Merle Hazard, an American satirical country singer has released a really funny song on YouTube titled “Greek Debt Crisis”. Merle Hazard is perhaps best known for his songs about the global credit crisis. He is the first and only country singer to write about mortgage-backed securities, derivatives, and physics.
The artist plays this song at a replication of the Parthenon in Nashville Tennessee originally constructed for Tennessee’s 1897 Centennial Exposition.
Watch the music video “Greek Debt Crisis”

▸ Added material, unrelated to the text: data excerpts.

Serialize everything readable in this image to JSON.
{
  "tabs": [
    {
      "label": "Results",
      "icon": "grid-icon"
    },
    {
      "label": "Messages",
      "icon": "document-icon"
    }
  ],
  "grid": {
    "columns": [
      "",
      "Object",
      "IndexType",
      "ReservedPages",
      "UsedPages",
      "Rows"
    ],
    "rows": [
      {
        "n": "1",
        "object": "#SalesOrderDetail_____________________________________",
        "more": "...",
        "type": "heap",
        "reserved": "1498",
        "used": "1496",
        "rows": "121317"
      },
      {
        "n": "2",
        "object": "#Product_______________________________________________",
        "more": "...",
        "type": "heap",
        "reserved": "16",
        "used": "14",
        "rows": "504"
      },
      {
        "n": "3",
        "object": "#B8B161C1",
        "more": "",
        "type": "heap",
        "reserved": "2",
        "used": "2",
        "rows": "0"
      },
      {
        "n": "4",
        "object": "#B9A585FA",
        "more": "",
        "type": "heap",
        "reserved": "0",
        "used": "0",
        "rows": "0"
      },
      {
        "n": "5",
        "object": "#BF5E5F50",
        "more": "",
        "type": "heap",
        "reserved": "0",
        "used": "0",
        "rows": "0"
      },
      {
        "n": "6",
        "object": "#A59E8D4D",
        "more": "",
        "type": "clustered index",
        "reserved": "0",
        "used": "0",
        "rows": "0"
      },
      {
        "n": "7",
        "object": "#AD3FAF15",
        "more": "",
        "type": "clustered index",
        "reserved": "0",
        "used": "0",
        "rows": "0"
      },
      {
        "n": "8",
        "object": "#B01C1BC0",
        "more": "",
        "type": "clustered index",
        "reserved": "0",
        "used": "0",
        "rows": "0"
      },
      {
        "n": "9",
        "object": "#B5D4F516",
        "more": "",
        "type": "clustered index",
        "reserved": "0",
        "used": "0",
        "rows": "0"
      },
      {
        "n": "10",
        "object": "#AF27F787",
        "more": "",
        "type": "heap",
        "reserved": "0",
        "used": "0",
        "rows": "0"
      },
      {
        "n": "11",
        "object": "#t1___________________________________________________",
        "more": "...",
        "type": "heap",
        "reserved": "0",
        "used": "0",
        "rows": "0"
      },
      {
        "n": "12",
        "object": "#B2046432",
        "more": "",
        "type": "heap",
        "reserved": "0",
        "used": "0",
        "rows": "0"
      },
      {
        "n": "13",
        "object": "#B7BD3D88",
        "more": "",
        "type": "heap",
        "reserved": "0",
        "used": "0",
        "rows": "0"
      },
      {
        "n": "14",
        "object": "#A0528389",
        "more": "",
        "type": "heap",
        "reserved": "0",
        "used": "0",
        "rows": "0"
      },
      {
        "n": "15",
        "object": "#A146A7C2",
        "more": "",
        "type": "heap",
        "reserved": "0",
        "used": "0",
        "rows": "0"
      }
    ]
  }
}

Especially for the Greeks Merle offers an explanation together with his song:
To my listeners in Greece: I am a very sincere admirer of the Greek nation, and its people and glorious history. I envy the richness of your cultural tradition, and am an admirer of Plato, Aristotle, Euclid, Pythagoras and Aristophanes. My song about the Greek debt issue is directed only at financial matters. It is not directed at the people or culture of Greece. Please remember that before I sang about Greek financial problems, I sang several songs about financial problems in my own country, the United States. (For example, these songs: Bailout, Inflation or Deflation?, and H-E-D-G-E.)
I do not want Greece to sell Crete. That will never happen. The idea of a sale is absurd and impossible, to my understanding. I am not making a political statement about Crete or Greece. l mock only governmental policy mistakes, not the people of a nation. Also, I do not really sing at prisons. That is a joke, too. Everything I do really is just satire.